Dès lors, il convient d’adapter et de transposer (selon les termes mêmes de l’avis précité) la procédure de saisie des droits d’associés et de valeurs mobilières à la saisie de nom de domaine.

Nous n’allons pas ici développer la procédure en question, mais, rapidement la brosser, telle que nous l’imaginons. Telle que nous l’imaginons car à notre connaissance cette saisie de noms de domaine n’a jamais été réalisée en France dans le cadre d’une procédure civile d’exécution :

  • La saisie débute par une saisie entre les mains du tiers émetteur.
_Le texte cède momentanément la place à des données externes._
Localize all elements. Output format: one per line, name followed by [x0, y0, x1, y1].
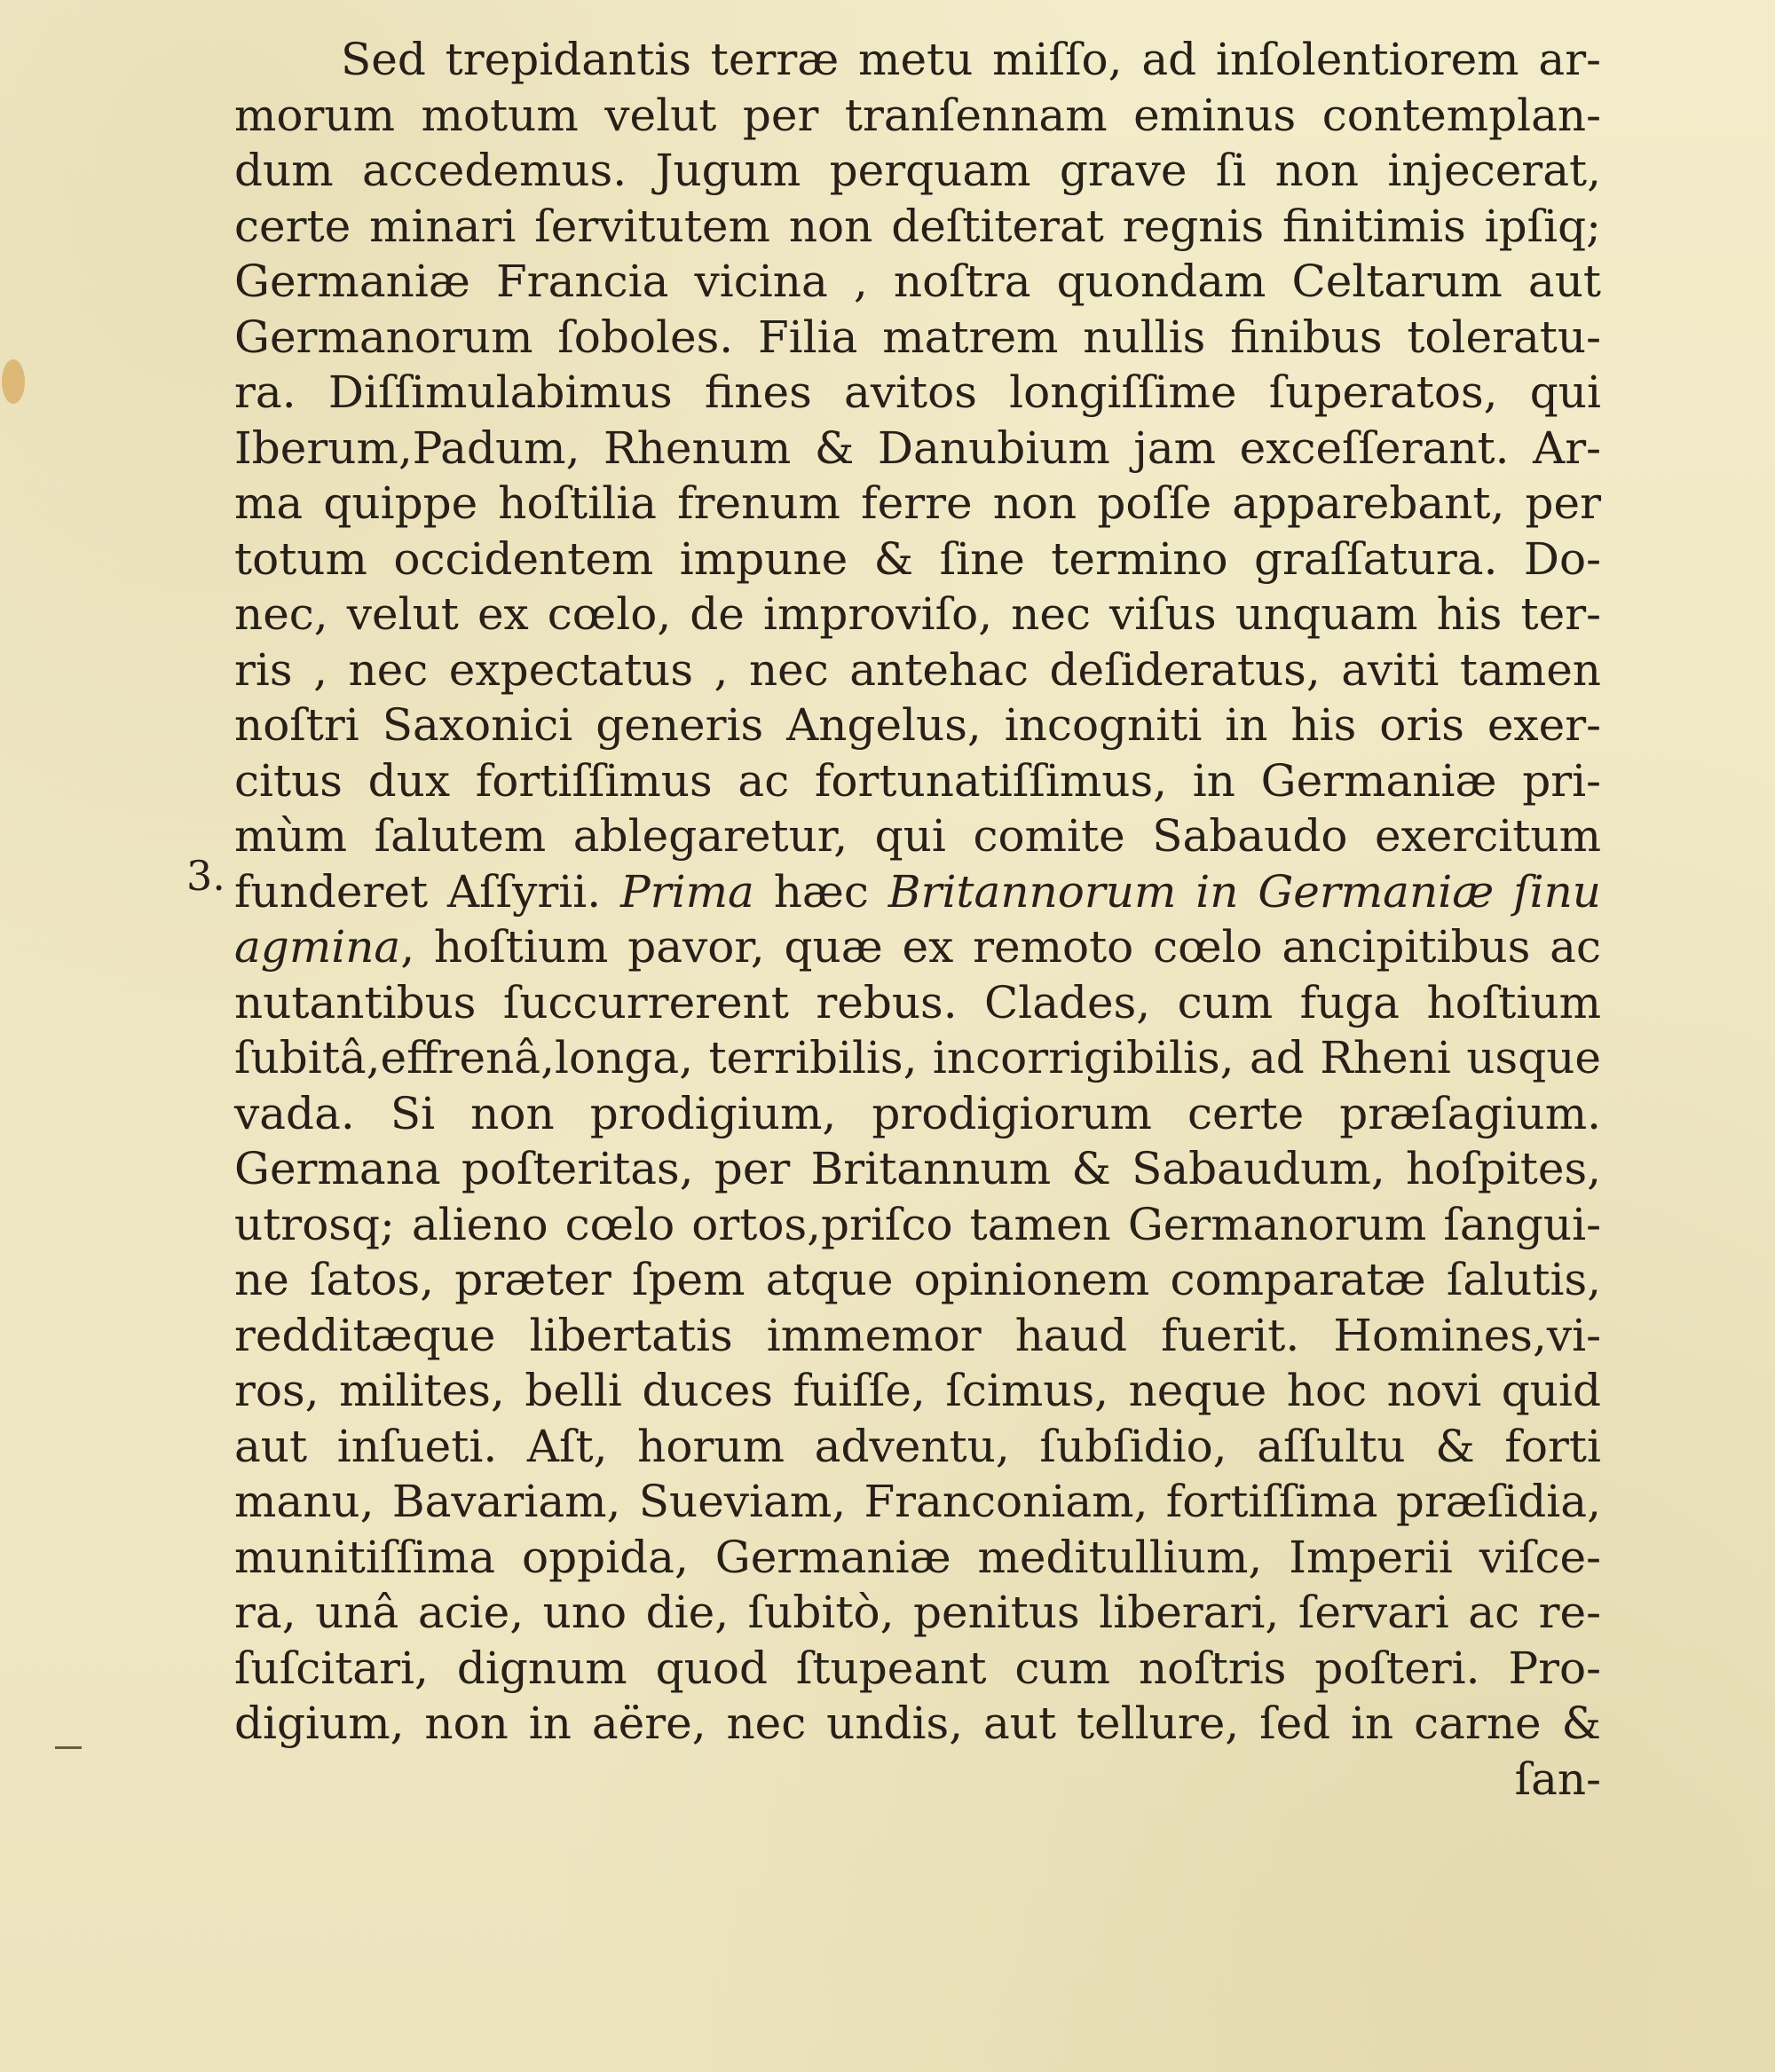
text-line: noſtri Saxonici generis Angelus, incogniti in his oris exer-	[234, 699, 1601, 751]
text-line: digium, non in aëre, nec undis, aut tellure, ſed in carne &	[234, 1698, 1601, 1749]
text-line: ſubitâ,effrenâ,longa, terribilis, incorrigibilis, ad Rheni usque	[234, 1032, 1601, 1083]
text-segment: hæc	[753, 865, 888, 918]
italic-segment: Prima	[620, 865, 754, 918]
text-line: ra. Diſſimulabimus fines avitos longiſſime ſuperatos, qui	[234, 366, 1601, 418]
text-line: ros, milites, belli duces fuiſſe, ſcimus, neque hoc novi quid	[234, 1365, 1601, 1416]
italic-segment: agmina	[234, 921, 401, 973]
text-line	[234, 864, 1601, 920]
text-line: ma quippe hoſtilia frenum ferre non poſſe apparebant, per	[234, 477, 1601, 529]
text-line: ra, unâ acie, uno die, ſubitò, penitus liberari, ſervari ac re-	[234, 1587, 1601, 1638]
text-line: Germana poſteritas, per Britannum & Sabaudum, hoſpites,	[234, 1143, 1601, 1194]
italic-segment: Britannorum in Germaniæ ſinu	[888, 865, 1601, 918]
text-line: Germaniæ Francia vicina , noſtra quondam Celtarum aut	[234, 256, 1601, 307]
text-line: Germanorum ſoboles. Filia matrem nullis finibus toleratu-	[234, 311, 1601, 363]
paper-stain	[2, 359, 25, 404]
body-text	[234, 32, 1601, 1807]
text-line: mùm ſalutem ablegaretur, qui comite Sabaudo exercitum	[234, 810, 1601, 862]
text-line: aut inſueti. Aſt, horum adventu, ſubſidio, aſſultu & forti	[234, 1420, 1601, 1472]
text-line: ne ſatos, præter ſpem atque opinionem comparatæ ſalutis,	[234, 1254, 1601, 1305]
text-line: dum accedemus. Jugum perquam grave ſi non injecerat,	[234, 145, 1601, 196]
text-segment: , hoſtium pavor, quæ ex remoto cœlo ancipitibus ac	[400, 921, 1601, 973]
text-line: citus dux fortiſſimus ac fortunatiſſimus, in Germaniæ pri-	[234, 754, 1601, 807]
text-segment: funderet Aſſyrii.	[234, 865, 621, 918]
text-line: ſan-	[1514, 1753, 1601, 1805]
text-line: morum motum velut per tranſennam eminus contemplan-	[234, 89, 1601, 141]
text-line	[234, 919, 1601, 975]
text-line: Iberum,Padum, Rhenum & Danubium jam exceſſerant. Ar-	[234, 421, 1601, 474]
text-line: totum occidentem impune & ſine termino graſſatura. Do-	[234, 532, 1601, 585]
margin-number: 3.	[186, 852, 225, 900]
text-line: utrosq; alieno cœlo ortos,priſco tamen Germanorum ſangui-	[234, 1198, 1601, 1250]
margin-tick-mark	[55, 1746, 82, 1749]
text-line: nutantibus ſuccurrerent rebus. Clades, cum fuga hoſtium	[234, 976, 1601, 1028]
text-line: nec, velut ex cœlo, de improviſo, nec viſus unquam his ter-	[234, 588, 1601, 640]
text-line: manu, Bavariam, Sueviam, Franconiam, fortiſſima præſidia,	[234, 1476, 1601, 1527]
text-line: certe minari ſervitutem non deſtiterat regnis finitimis ipſiq;	[234, 200, 1601, 252]
text-line: ſuſcitari, dignum quod ſtupeant cum noſtris poſteri. Pro-	[234, 1642, 1601, 1694]
text-line: munitiſſima oppida, Germaniæ meditullium, Imperii viſce-	[234, 1531, 1601, 1583]
text-line: ris , nec expectatus , nec antehac deſideratus, aviti tamen	[234, 643, 1601, 696]
text-line: vada. Si non prodigium, prodigiorum certe præſagium.	[234, 1087, 1601, 1139]
text-line: Sed trepidantis terræ metu miſſo, ad inſolentiorem ar-	[341, 34, 1601, 85]
text-line: redditæque libertatis immemor haud fuerit. Homines,vi-	[234, 1309, 1601, 1361]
Là débute la première difficulté : qui est l’émetteur du nom de domaine ? L’Afnic ou bien le bureau d’enregistrement ? Le bureau d’enregistrement (ou registrar) est en effet l’intermédiaire obligatoire entre les internautes et l’Afnic et aucune démarche ne peut être effectuée directement à l’Afnic.
    Lors d’une transmission forcée d’un nom de domaine (on parle de transmission forcée si le cédant n’existe plus ou encore en cas de décision judiciaire ou de décision prise dans le cadre d’une procédure alternative de résolution des litiges (PARL), c’est le bureau d’enregistrement qui doit procéder aux démarches auprès de l’Afnic, à l’aide d’un formulaire en ligne, en cochant la case « P » et renseigner le champs 2B par un « F ». Ce n’est qu’après que l’AFNIC vérifie la validité de la demande.
    Pour l’ensemble de ces raisons, qui sont plus pratiques que juridiques, il semble que la saisie doive être effectuée entre les mains du bureau d’enregistrement ayant enregistré le nom de domaine. Nous risquons d’ailleurs de nous trouver confronté à une difficulté si le bureau d’enregistrement n’est pas en France.
  • Cette saisie pourrait être dénoncée immédiatement à l’Afnic en même temps qu’elle le serait au débiteur.
  • Le propriétaire du nom de domaine dispose alors d’un mois pour contester la saisie.
  • Passé ce délai d’un mois, la vente peut être organisée. S’agissant d’un bien meuble incorporel, c’est l’huissier de Justice qui est compétent pour procéder à la vente.